Santa Barbara’s Surfer and Sage
Wave-Riding Champ Shaun Tomson and Philosopher-Poet Noah benShea Pen Pandemic Pick-Me-Up Book
By Keith Hamm | June 2, 2022
Emerging from the lingering pandemic, an upbeat new book — and first-time collaboration — by Shaun Tomson and Noah benShea hits coffee tables and nightstands this month. While Tomson and benShea share little by way of upbringing — Tomson grew up surfing in South Africa as benShea followed scholarly paths from his native Canada — their mutual interest in bettering the often-bleak outlooks of the audiences they speak to brought them together as coronavirus uncertainties spread worldwide.
Published by family-focused Familius, The Surfer and the Sage: A Guide to Survive & Ride Life’s Waves is a compact self-help collection of insights, poems, and vignettes that take on 18 life dualities chaptered across 196 pages — from “Despair and Hope” to “Isolated and Connected” to “Fear and Courage,” with dozens of color photographs by Santa Barbara–based Dan Merkel. For the chapter themes, “We put the negative before the positive so people can see that there’s a path — moving from despair to hope, for example,” explains Tomson. “It’s about finding your footing, keeping your balance.”
For Tomson, who started surfing competitively at 12 and captured the 1977 world title a decade later, the book advances his work as a pro surfer turned motivational speaker.
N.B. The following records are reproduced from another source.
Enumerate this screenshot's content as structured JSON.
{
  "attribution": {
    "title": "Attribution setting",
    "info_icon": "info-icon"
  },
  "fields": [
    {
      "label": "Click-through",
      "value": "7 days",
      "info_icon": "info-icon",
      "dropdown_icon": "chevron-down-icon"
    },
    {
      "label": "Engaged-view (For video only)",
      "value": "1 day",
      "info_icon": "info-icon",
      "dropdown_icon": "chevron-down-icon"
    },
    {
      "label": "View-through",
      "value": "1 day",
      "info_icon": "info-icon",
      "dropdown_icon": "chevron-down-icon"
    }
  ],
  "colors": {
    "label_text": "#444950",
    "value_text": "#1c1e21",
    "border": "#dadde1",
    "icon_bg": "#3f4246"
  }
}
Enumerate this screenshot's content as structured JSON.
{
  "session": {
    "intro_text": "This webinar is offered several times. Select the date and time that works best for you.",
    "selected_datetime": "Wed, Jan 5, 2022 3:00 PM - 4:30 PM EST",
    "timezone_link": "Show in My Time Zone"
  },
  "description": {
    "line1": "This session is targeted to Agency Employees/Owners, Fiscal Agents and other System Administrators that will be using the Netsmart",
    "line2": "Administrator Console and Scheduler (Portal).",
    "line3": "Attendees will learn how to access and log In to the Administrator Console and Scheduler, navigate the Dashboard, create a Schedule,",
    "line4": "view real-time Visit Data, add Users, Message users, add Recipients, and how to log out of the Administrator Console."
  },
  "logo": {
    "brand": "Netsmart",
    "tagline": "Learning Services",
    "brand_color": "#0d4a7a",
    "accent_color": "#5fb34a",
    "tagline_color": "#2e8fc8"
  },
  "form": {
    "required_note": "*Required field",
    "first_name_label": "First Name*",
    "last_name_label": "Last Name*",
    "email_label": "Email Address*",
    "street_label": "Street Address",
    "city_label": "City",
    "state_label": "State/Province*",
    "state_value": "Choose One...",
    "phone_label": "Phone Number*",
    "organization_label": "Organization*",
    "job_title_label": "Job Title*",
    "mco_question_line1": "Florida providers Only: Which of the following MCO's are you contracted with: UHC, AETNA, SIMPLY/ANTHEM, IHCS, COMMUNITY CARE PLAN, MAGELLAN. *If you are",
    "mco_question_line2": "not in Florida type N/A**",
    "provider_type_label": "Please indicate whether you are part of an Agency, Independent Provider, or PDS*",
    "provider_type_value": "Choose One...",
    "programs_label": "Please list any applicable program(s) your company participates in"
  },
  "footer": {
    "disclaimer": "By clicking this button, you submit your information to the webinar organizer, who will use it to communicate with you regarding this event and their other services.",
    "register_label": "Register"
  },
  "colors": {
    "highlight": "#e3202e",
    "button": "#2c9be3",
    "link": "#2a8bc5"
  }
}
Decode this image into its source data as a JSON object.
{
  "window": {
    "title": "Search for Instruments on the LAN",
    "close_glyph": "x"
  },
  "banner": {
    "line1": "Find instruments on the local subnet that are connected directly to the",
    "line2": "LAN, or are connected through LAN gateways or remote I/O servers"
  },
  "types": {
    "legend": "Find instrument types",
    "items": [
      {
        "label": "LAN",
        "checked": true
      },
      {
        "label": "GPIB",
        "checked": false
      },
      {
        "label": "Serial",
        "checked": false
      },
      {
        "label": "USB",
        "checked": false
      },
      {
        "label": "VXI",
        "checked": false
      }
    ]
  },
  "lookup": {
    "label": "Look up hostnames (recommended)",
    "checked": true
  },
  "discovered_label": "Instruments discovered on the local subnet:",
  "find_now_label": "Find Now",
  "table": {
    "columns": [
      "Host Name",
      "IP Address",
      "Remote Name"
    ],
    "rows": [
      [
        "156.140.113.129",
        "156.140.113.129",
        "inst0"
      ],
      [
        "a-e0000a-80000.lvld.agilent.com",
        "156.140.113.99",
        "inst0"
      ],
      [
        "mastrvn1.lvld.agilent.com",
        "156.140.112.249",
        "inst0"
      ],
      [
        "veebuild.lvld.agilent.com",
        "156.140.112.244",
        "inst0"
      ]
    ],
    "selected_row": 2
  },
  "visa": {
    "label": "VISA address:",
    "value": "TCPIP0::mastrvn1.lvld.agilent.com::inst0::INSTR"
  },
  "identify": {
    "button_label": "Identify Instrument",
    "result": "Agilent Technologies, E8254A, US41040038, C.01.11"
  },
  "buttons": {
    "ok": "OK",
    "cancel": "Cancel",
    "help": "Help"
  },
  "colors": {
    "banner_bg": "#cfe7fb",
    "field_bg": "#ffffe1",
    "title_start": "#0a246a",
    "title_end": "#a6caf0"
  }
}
But more importantly, it’s the ongoing effort of a grieving father using his reach and experience to help people, especially teens, make better decisions. In 2006, Tomson’s son Mathew, 15 at the time, died while playing a “choking game” that restricts oxygen to the brain, according to news reports. In The Surfer and the Sage, Tomson describes regaining his faith after that terrible loss. This is his third book.